Binned fits

Binned models and data can be created in two ways:

  • from an unbinned model to a binned model or an unbinned dataset to a binned dataset

  • directly from a binned object

import hist as hist
import mplhep
import numpy as np
import zfit
import zfit.z.numpy as znp
from matplotlib import pyplot as plt

normal_np = np.random.normal(loc=2., scale=3., size=10000)

obs = zfit.Space("x", limits=(-10, 10))

mu = zfit.Parameter("mu", 1., -4, 6)
sigma = zfit.Parameter("sigma", 1., 0.1, 10)
model_nobin = zfit.pdf.Gauss(mu, sigma, obs)

data_nobin = zfit.Data.from_numpy(obs, normal_np)

loss_nobin = zfit.loss.UnbinnedNLL(model_nobin, data_nobin)
# make binned
binning = zfit.binned.RegularBinning(50, -8, 10, name="x")
obs_bin = zfit.Space("x", binning=binning)

data = data_nobin.to_binned(obs_bin)
model = zfit.pdf.BinnedFromUnbinnedPDF(model_nobin, obs_bin)
loss = zfit.loss.BinnedNLL(model, data)

Minimization

Both loss look the same to a minimizer and from here on, the whole minimization process is the same.

The following is the same as in the most simple case.

minimizer = zfit.minimize.Minuit()
result = minimizer.minimize(loss)
result.hesse()
print(result)
FitResult
 of
<BinnedNLL model=[<zfit.models.tobinned.BinnedFromUnbinnedPDF object at 0x7f4b578b38d0>] data=[<zfit._data.binneddatav1.BinnedData object at 0x7f4bb152b710>] constraints=[]> 
with
<Minuit Minuit tol=0.001>

╒═════════╤═════════════╤══════════════════╤═════════╤═════════════╕
│ valid   │ converged   │ param at limit   │ edm     │ min value   │
╞═════════╪═════════════╪══════════════════╪═════════╪═════════════╡
│ True
    │ True
        │ False
            │ 9.9e-07 │ -46621.67   │
╘═════════╧═════════════╧══════════════════╧═════════╧═════════════╛
Parameters
name          hesse    value    at limit
------  -----------  -------  ----------
mu      +/-   0.031  1.99059       False
sigma   +/-   0.023  3.00645       False

Plotting the PDF

Since both PDFs are histograms, they can both be converted to histograms and plotted.

Using the to_hist method of the model and the BinnedData respectively, the data can be converted to a histogram.

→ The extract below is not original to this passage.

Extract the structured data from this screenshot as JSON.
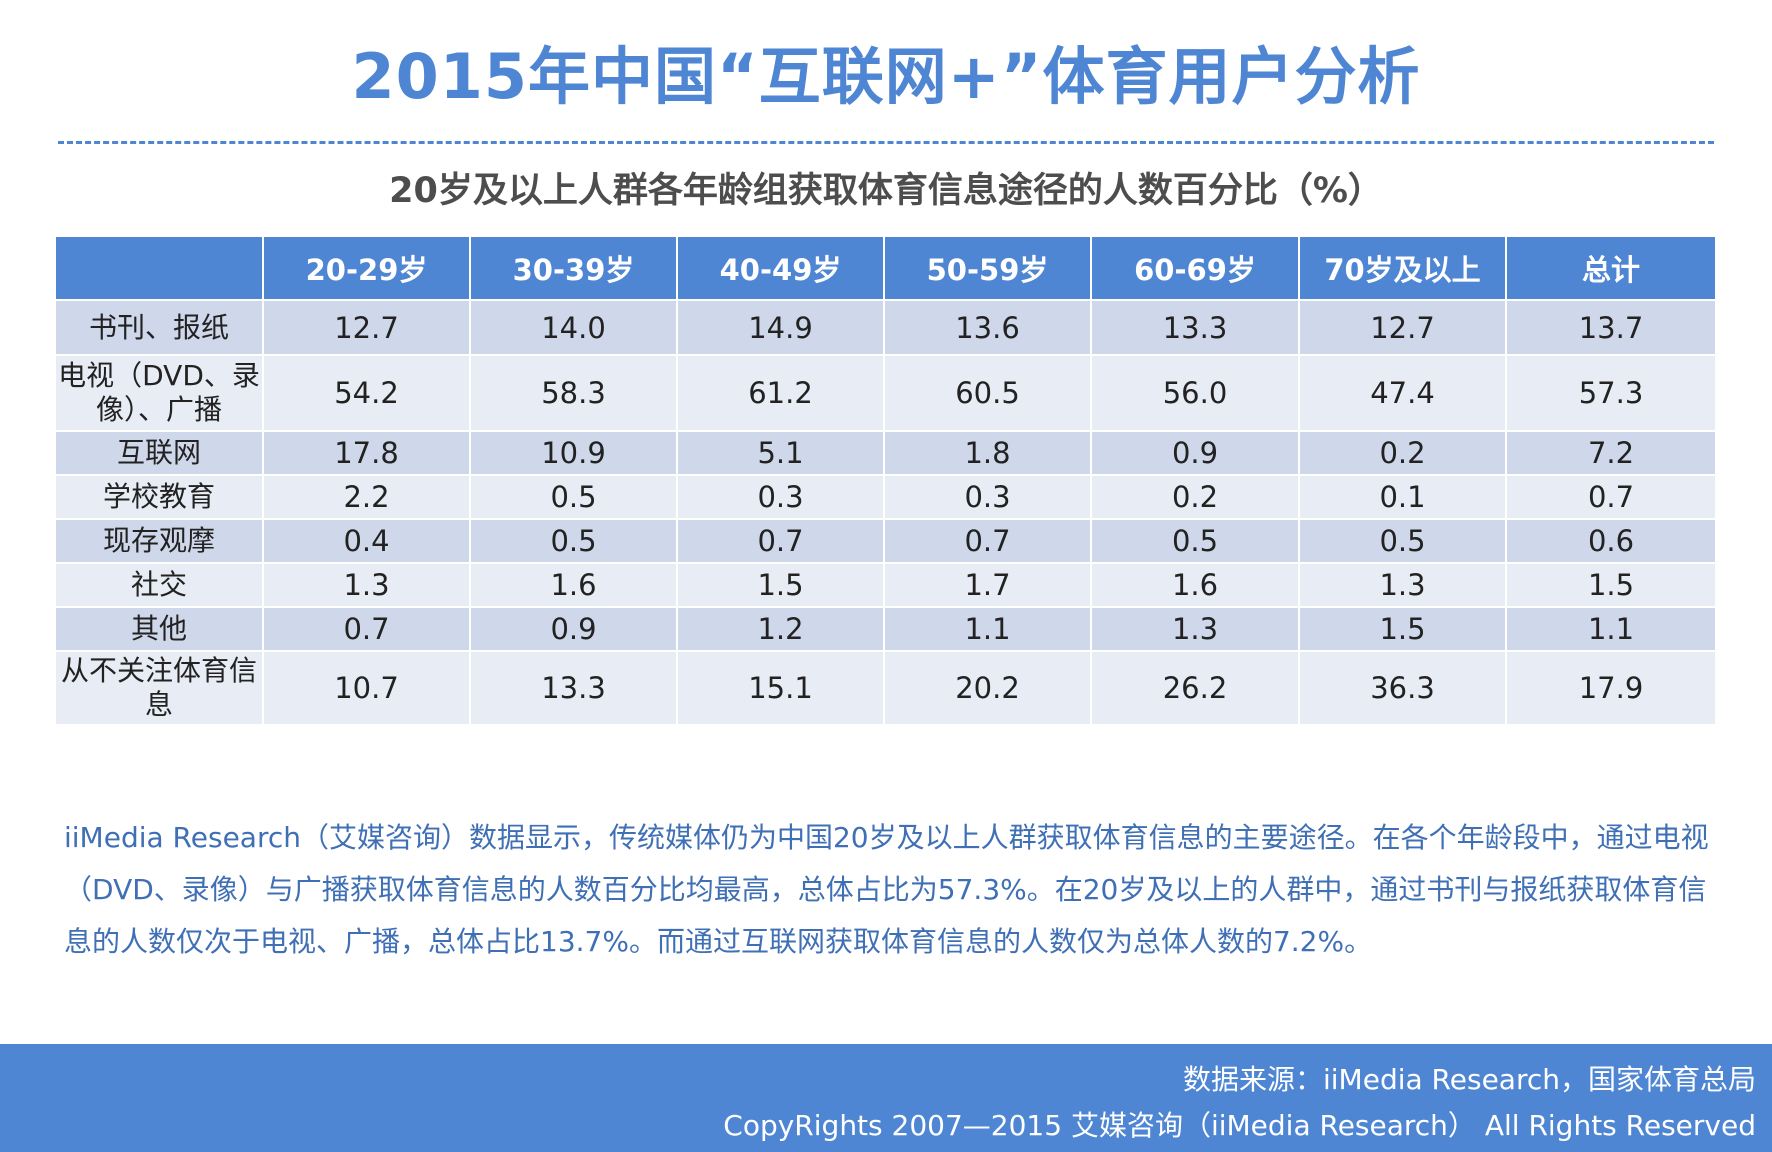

model_hist = model.to_hist()

plt.figure()
mplhep.histplot(model_hist, density=1, label="model")
mplhep.histplot(data.to_hist(), density=1, label="data")
plt.legend()
plt.title("After fit")
Text(0.5, 1.0, 'After fit')
../../_images/30 - Binned models_8_1.png

To and from histograms

zfit interoperates with the Scikit-HEP histogram packages hist and boost-histogram, most notably with the NamedHist (or Hist if axes have a name) class.

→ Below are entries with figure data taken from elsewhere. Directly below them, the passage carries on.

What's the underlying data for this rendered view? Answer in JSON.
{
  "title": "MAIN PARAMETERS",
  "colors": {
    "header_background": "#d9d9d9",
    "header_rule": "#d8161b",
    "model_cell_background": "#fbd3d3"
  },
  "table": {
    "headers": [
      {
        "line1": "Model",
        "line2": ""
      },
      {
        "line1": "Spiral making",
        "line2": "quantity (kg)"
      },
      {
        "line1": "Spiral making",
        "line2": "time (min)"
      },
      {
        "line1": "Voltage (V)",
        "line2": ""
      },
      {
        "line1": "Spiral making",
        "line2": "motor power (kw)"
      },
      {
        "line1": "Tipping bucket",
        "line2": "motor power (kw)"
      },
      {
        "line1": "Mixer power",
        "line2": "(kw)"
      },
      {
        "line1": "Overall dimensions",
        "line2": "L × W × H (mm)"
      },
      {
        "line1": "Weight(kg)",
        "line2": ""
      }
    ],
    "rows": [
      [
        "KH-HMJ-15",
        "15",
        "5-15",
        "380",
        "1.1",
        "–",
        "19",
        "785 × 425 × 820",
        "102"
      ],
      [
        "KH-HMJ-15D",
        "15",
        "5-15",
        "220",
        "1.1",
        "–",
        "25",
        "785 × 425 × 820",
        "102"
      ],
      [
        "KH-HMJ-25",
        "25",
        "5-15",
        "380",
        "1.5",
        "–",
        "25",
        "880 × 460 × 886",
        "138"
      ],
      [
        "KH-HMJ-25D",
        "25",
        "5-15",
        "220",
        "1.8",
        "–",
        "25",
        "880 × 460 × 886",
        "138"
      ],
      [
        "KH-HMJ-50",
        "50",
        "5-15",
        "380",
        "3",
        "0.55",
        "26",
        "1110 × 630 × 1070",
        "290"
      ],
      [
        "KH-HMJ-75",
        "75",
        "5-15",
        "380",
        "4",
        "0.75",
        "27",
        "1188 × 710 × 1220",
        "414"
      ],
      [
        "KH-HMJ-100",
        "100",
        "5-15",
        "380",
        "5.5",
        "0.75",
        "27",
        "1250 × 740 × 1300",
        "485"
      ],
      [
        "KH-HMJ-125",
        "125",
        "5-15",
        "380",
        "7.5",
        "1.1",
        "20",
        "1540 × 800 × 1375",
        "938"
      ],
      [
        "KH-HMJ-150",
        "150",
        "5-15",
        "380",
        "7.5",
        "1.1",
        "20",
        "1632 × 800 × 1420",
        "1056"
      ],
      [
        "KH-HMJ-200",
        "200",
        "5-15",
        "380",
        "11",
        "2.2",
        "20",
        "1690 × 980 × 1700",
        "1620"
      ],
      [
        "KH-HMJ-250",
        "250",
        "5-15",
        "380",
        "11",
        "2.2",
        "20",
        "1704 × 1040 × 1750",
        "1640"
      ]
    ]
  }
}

We can create a BinnedData from a (Named)Hist and vice versa.

h = hist.Hist(hist.axis.Regular(bins=15, start=-8, stop=10, name="x"))
h.fill(x=normal_np)
mplhep.histplot(h)
[StairsArtists(stairs=<matplotlib.patches.StepPatch object at 0x7f4b3dbb2550>, errorbar=<ErrorbarContainer object of 3 artists>, legend_artist=<ErrorbarContainer object of 3 artists>)]
../../_images/30 - Binned models_10_1.png
binned_data = zfit.data.BinnedData.from_hist(h)
binned_data
-8 10 x
Regular(15, -8, 10, underflow=False, overflow=False, name='x', label='x')

Weight() Σ=WeightedSum(value=9956, variance=9956)
# convert back to hist
h_back = binned_data.to_hist()

plt.figure()
mplhep.histplot(h, label="original")
mplhep.histplot(h_back, label="back", alpha=0.5)
plt.legend()
<matplotlib.legend.Legend at 0x7f4b3da99d90>
../../_images/30 - Binned models_12_1.png

Binned models from histograms

With a binned dataset, we can directly create a model from it using HistogramPDF. In fact, we could even directly use the histogram to create a HistogramPDF from it.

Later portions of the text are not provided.